How Does Faraday's Law Apply to a Solenoid with an Oscillating Current?

[llauren84]

Homework Statement

A long solenoid with 1000 turns per meter and a radius 2.00 cm carries an oscillating current given by I = (5.00A) sin (100 pi t). What is the electric field induced at a radius r = 1.00 cm.from the axis of the solenoid? What is the direction of the electric field when the current is increasing counterclockwise in the coil?

Homework Equations

Eq. 1: $$\epsilon=\frac{-d\phi}{dt}$$

Eq. 2: $$\phi=BA$$Eq. 3: $$B=\mu_0 n \frac{-dI}{dt}$$

Eq. 4: $$E=\frac{\epsilon}{2 \pi r}$$

The Attempt at a Solution

I think that you just sub Eq.3 into Eq.2 and then Eq.2 into Eq.3 and then into Eq 4 and take the derivative of I:

$$E = \frac{R^{2} \mu_0 n}{2 r} 500 \pi sin (100\pit)$$

My confusion is where to put the r=1cm and R=2cm.

Also, how do you know which direction the E field is going?Thanks for your help. =)

 

[Redbelly98]

Homework Equations

Eq. 1: $$\epsilon=\frac{-d\phi}{dt}$$

Agreed.

Eq. 2: $$\phi=BA$$

Agreed. Question for you: what is A here? More specifically, what size loop are you using to get Φ?
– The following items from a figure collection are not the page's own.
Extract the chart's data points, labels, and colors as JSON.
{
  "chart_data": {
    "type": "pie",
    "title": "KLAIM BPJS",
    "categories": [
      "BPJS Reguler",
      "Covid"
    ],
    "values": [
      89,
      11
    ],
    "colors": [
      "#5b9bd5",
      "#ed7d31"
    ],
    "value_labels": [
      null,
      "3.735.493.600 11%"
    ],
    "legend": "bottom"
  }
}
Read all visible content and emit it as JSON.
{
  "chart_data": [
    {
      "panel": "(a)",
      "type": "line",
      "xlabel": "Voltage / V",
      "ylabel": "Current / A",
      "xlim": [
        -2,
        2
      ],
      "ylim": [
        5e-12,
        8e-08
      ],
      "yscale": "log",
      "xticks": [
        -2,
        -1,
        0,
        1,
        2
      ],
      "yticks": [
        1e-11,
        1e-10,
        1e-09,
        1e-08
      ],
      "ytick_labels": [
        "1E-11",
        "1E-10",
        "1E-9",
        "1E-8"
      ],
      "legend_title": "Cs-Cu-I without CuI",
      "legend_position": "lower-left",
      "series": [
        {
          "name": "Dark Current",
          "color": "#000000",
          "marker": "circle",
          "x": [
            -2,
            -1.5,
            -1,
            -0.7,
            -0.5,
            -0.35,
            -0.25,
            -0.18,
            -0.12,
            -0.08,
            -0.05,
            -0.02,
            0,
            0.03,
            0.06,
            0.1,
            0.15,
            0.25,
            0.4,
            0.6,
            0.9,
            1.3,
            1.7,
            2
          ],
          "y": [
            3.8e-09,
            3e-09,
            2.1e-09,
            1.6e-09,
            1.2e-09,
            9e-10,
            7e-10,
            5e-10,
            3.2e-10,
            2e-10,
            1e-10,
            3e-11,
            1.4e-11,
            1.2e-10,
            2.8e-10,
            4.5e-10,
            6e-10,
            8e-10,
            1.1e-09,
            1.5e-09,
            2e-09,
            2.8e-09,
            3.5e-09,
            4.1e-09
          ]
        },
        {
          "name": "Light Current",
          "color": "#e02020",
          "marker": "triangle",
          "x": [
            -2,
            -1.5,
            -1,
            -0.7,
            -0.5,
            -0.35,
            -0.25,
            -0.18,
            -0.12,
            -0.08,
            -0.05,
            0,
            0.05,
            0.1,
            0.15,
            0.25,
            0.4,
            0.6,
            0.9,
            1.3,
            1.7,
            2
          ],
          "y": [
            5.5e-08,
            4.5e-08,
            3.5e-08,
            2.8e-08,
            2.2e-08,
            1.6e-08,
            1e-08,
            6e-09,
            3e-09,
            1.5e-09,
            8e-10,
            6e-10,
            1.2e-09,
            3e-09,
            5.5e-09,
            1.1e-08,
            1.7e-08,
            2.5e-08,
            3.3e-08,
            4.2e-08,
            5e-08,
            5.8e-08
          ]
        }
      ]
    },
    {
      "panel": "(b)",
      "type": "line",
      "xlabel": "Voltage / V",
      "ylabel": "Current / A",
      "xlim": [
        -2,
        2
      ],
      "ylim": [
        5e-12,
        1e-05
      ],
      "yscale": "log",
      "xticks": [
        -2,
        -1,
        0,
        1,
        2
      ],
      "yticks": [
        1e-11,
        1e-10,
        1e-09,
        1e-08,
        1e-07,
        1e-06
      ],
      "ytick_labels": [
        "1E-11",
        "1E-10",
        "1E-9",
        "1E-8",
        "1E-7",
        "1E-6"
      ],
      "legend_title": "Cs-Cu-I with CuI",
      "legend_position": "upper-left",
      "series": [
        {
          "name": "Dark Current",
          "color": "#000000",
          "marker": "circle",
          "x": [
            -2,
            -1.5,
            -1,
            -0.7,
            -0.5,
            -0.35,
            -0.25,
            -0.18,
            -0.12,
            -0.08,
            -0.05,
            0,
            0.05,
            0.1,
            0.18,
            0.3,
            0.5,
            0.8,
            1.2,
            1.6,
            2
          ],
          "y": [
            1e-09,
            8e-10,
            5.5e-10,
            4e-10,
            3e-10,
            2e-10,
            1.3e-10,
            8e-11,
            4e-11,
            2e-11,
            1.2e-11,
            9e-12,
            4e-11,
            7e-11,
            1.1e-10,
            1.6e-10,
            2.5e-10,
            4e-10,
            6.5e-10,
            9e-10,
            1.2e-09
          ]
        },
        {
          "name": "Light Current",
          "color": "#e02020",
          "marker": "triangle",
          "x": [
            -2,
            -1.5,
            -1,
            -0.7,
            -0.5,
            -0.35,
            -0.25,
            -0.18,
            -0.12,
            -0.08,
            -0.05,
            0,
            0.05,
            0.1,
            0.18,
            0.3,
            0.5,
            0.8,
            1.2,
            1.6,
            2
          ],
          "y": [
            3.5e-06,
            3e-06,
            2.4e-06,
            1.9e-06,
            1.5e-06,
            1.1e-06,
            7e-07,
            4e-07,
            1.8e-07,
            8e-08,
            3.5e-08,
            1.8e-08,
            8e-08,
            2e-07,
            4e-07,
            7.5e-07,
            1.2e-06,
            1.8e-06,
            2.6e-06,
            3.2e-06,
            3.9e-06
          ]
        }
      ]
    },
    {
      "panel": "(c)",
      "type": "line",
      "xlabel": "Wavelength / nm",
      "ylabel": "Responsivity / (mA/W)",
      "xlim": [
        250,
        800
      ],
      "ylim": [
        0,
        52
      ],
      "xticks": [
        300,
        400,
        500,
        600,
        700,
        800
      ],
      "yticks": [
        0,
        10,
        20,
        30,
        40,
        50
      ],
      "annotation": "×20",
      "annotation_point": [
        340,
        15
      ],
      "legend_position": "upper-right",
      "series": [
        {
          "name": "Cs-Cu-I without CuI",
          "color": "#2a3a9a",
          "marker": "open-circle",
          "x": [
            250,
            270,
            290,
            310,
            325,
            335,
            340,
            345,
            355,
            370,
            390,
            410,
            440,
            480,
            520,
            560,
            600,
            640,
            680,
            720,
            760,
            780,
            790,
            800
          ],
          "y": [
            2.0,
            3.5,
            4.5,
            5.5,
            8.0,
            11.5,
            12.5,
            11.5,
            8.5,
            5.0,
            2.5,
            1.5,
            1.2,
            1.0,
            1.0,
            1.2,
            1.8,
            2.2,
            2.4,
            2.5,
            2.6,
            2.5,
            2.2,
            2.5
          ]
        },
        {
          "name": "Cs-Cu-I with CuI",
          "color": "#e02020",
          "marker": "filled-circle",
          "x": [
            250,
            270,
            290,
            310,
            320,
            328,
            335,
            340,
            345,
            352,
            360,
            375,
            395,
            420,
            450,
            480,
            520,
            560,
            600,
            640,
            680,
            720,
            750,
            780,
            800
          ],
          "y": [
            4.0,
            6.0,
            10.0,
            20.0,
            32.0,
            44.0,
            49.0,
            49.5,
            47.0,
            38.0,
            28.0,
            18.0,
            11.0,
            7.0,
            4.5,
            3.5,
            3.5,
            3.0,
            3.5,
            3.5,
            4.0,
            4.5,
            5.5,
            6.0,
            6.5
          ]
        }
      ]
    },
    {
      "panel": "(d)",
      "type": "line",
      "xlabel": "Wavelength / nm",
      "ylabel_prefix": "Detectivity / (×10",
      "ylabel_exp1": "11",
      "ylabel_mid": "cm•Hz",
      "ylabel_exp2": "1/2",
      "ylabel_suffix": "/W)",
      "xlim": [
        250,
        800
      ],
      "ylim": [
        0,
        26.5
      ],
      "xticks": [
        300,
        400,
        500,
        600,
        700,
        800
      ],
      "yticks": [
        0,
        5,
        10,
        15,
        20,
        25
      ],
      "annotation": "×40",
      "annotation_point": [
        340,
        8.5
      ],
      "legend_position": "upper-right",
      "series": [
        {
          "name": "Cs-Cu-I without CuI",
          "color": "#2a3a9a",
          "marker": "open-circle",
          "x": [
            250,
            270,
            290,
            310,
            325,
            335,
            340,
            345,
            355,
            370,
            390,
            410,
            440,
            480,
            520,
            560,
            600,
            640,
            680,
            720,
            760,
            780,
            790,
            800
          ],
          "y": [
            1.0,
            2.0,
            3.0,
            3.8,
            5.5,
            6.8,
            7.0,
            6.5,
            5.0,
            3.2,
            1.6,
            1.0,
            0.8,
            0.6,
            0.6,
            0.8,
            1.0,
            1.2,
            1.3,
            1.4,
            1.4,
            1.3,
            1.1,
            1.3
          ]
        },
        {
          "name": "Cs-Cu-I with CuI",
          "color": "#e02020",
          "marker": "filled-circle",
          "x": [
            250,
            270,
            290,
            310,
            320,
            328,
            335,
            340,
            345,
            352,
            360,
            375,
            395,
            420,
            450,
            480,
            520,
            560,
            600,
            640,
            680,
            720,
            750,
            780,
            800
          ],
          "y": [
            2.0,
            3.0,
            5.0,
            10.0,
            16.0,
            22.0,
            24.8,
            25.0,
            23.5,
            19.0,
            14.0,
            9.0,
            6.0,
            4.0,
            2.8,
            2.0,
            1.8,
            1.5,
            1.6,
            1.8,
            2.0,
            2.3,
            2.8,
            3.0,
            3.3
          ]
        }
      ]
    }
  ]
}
Eq. 3: $$B=\mu_0 n \frac{-dI}{dt}$$

Eq. 3 is wrong. Look it up again, what is the B-field inside a solenoid?

Eq. 4: $$E=\frac{\epsilon}{2 \pi r}$$

Agreed. Question for you: what is r here? More specifically, what size circle are you using to relate ε and E?

The Attempt at a Solution

I think that you just sub Eq.3 into Eq.2 and then Eq.2 into Eq.3 and then into Eq 4 and take the derivative of I:

$$E = \frac{R^{2} \mu_0 n}{2 r} 500 \pi sin (100\pit)$$

What happened to Eq. 1? I think you better show what steps you took to get this equation.

My confusion is where to put the r=1cm and R=2cm.

See my comments after Eq's 2 and 4.

Also, how do you know which direction the E field is going?

Lenz's Law is useful here.